For teams that want to go beyond tracking and actually use the data to create content that gets cited, Promptwatch is the most complete option. The gap analysis shows you exactly which prompts competitors are visible for but you're not, and the built-in writing tools help you create content engineered around real citation data -- not generic SEO templates.

A practical workflow for 2026
Here's a workflow that works, based on what's actually driving results for teams doing this well right now.
Week 1-2: Build your initial prompt list Start with 30-40 prompts. Pull from your top organic keywords (converted to conversational format), your sales team's FAQ list, and your competitors' most-cited content. Cover all five prompt types and all three buyer journey stages.
Week 3-4: Run them across multiple AI models Track each prompt across at least ChatGPT, Perplexity, and Google AI Overviews. The same prompt can produce very different citation patterns across models.
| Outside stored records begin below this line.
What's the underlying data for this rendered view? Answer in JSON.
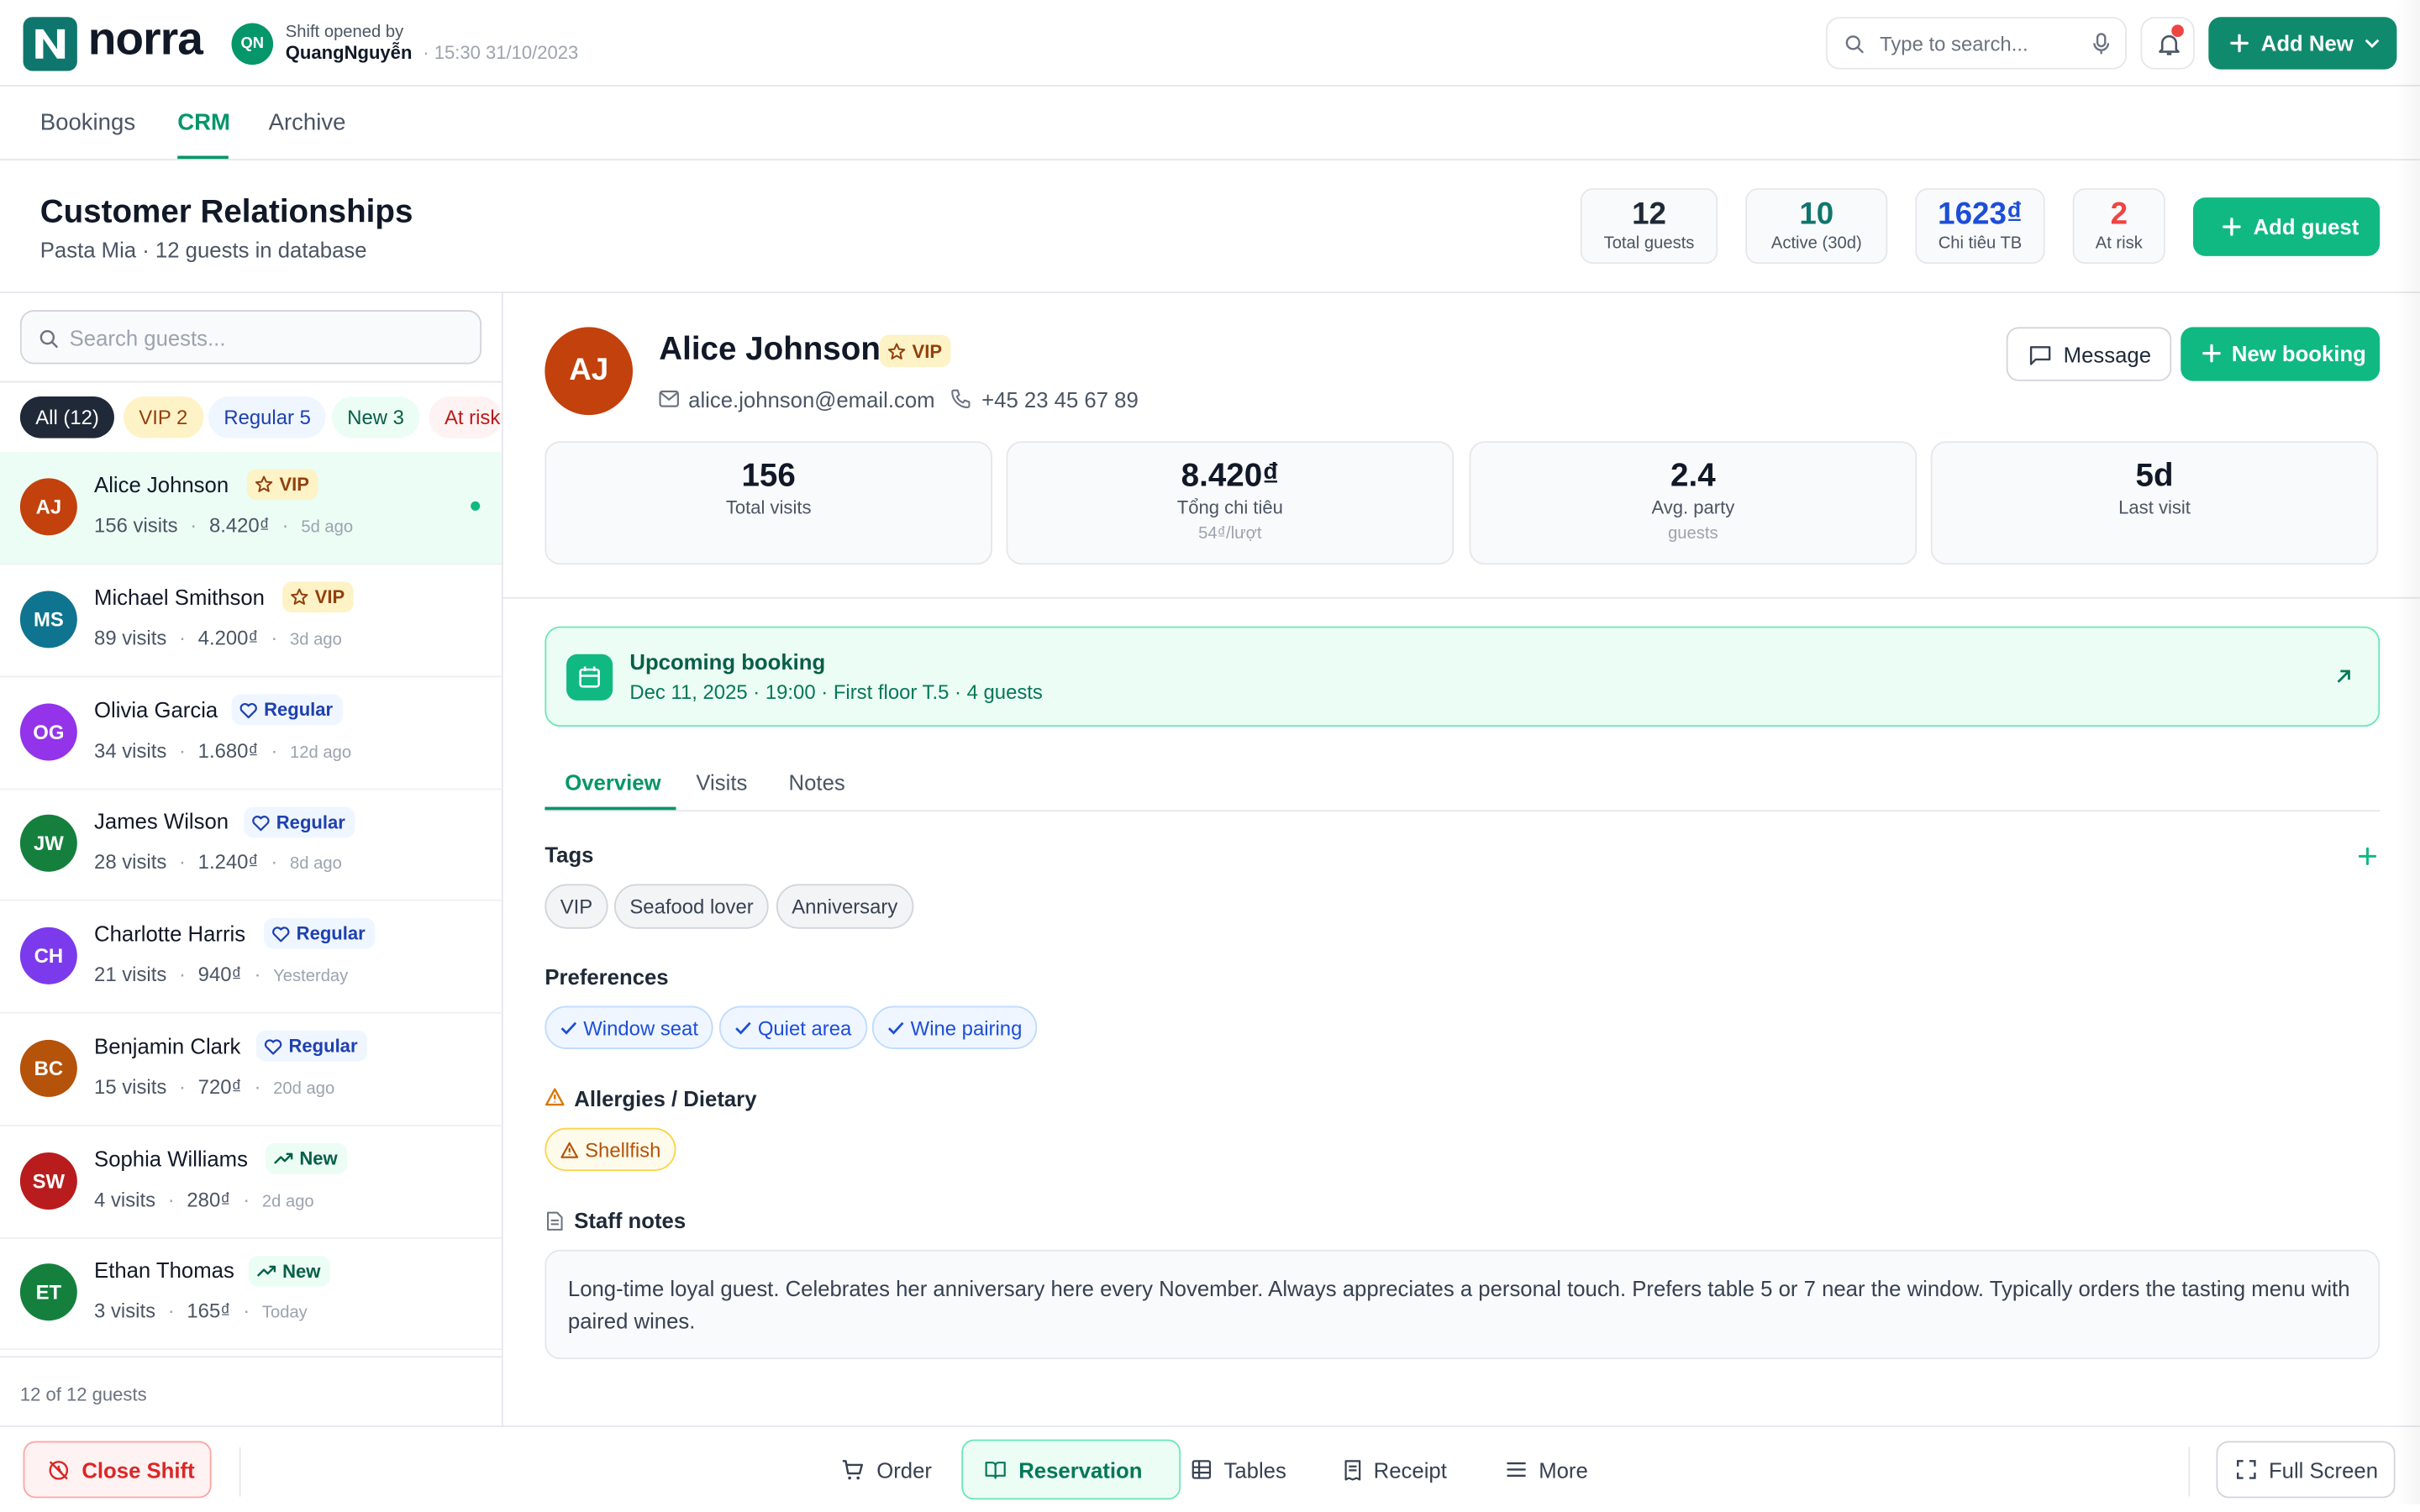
{
  "brand": {
    "name": "norra",
    "logo_letter": "N"
  },
  "shift": {
    "initials": "QN",
    "label": "Shift opened by",
    "user": "QuangNguyễn",
    "time": "· 15:30 31/10/2023"
  },
  "top": {
    "search_placeholder": "Type to search...",
    "add_new_label": "Add New"
  },
  "tabs": [
    "Bookings",
    "CRM",
    "Archive"
  ],
  "header": {
    "title": "Customer Relationships",
    "subtitle": "Pasta Mia · 12 guests in database",
    "stats": [
      {
        "value": "12",
        "label": "Total guests",
        "color": "#1f2937"
      },
      {
        "value": "10",
        "label": "Active (30d)",
        "color": "#0f766e"
      },
      {
        "value": "1623₫",
        "label": "Chi tiêu TB",
        "color": "#1d4ed8"
      },
      {
        "value": "2",
        "label": "At risk",
        "color": "#ef4444"
      }
    ],
    "add_guest_label": "Add guest"
  },
  "guest_list": {
    "search_placeholder": "Search guests...",
    "filters": [
      "All (12)",
      "VIP 2",
      "Regular 5",
      "New 3",
      "At risk"
    ],
    "guests": [
      {
        "initials": "AJ",
        "name": "Alice Johnson",
        "badge": "VIP",
        "visits": "156 visits",
        "spent": "8.420₫",
        "ago": "5d ago",
        "color": "#c2410c"
      },
      {
        "initials": "MS",
        "name": "Michael Smithson",
        "badge": "VIP",
        "visits": "89 visits",
        "spent": "4.200₫",
        "ago": "3d ago",
        "color": "#0e7490"
      },
      {
        "initials": "OG",
        "name": "Olivia Garcia",
        "badge": "Regular",
        "visits": "34 visits",
        "spent": "1.680₫",
        "ago": "12d ago",
        "color": "#9333ea"
      },
      {
        "initials": "JW",
        "name": "James Wilson",
        "badge": "Regular",
        "visits": "28 visits",
        "spent": "1.240₫",
        "ago": "8d ago",
        "color": "#15803d"
      },
      {
        "initials": "CH",
        "name": "Charlotte Harris",
        "badge": "Regular",
        "visits": "21 visits",
        "spent": "940₫",
        "ago": "Yesterday",
        "color": "#7c3aed"
      },
      {
        "initials": "BC",
        "name": "Benjamin Clark",
        "badge": "Regular",
        "visits": "15 visits",
        "spent": "720₫",
        "ago": "20d ago",
        "color": "#b45309"
      },
      {
        "initials": "SW",
        "name": "Sophia Williams",
        "badge": "New",
        "visits": "4 visits",
        "spent": "280₫",
        "ago": "2d ago",
        "color": "#b91c1c"
      },
      {
        "initials": "ET",
        "name": "Ethan Thomas",
        "badge": "New",
        "visits": "3 visits",
        "spent": "165₫",
        "ago": "Today",
        "color": "#15803d"
      }
    ],
    "footer": "12 of 12 guests"
  },
  "detail": {
    "initials": "AJ",
    "name": "Alice Johnson",
    "badge": "VIP",
    "email": "alice.johnson@email.com",
    "phone": "+45 23 45 67 89",
    "message_label": "Message",
    "new_booking_label": "New booking",
    "kpis": [
      {
        "value": "156",
        "label": "Total visits",
        "sub": ""
      },
      {
        "value": "8.420₫",
        "label": "Tổng chi tiêu",
        "sub": "54₫/lượt"
      },
      {
        "value": "2.4",
        "label": "Avg. party",
        "sub": "guests"
      },
      {
        "value": "5d",
        "label": "Last visit",
        "sub": ""
      }
    ],
    "upcoming": {
      "title": "Upcoming booking",
      "details": "Dec 11, 2025 · 19:00 · First floor T.5 · 4 guests"
    },
    "tabs": [
      "Overview",
      "Visits",
      "Notes"
    ],
    "tags_title": "Tags",
    "tags": [
      "VIP",
      "Seafood lover",
      "Anniversary"
    ],
    "preferences_title": "Preferences",
    "preferences": [
      "Window seat",
      "Quiet area",
      "Wine pairing"
    ],
    "allergies_title": "Allergies / Dietary",
    "allergies": [
      "Shellfish"
    ],
    "notes_title": "Staff notes",
    "notes": "Long-time loyal guest. Celebrates her anniversary here every November. Always appreciates a personal touch. Prefers table 5 or 7 near the window. Typically orders the tasting menu with paired wines."
  },
  "bottom": {
    "close_shift": "Close Shift",
    "nav": [
      "Order",
      "Reservation",
      "Tables",
      "Receipt",
      "More"
    ],
    "fullscreen": "Full Screen"
  }
}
A page that gets cited by Perplexity might be invisible to ChatGPT. You need the cross-model view.
Month 2: Cut and prioritize After 30 days, you'll have real data. Cut the prompts that show no citation activity and no competitor citations (they're either too niche or the AI models don't cite sources for them). Double down on prompts where competitors are being cited but you're not -- those are your highest-priority content gaps.
Month 2-3: Create content for the gaps For each gap prompt, create content that covers the topic at the depth the AI model seems to require. Use the query fan-out data to make sure you're covering sub-topics. Format the content to match the prompt type (comparison page for comparative prompts, step-by-step guide for instructional prompts, etc.).
Ongoing: Track citation rates and iterate Once your new content is live, watch whether citation rates improve for those prompts. This is the feedback loop that makes the whole system work. If a page starts getting cited, look at what it's doing right and replicate it. If it's not getting cited after 60 days, revisit the format and depth.
The mistake most teams make
They track too many prompts, don't track them long enough, and never connect the data back to content decisions.
Prompt tracking without content action is just a reporting exercise. The value is in the loop: find the prompts where you're invisible, understand why (usually missing or thin content), create better content, watch your citation rates improve.
Volume data is the starting point for prioritization. But the teams seeing real results from AI search in 2026 are the ones treating prompt volume as one input among several -- combined with difficulty scores, competitor citation analysis, and actual traffic attribution -- rather than chasing the biggest numbers on a dashboard.
Start small, track consistently, and let the citation data tell you where to invest. That's the approach that actually compounds.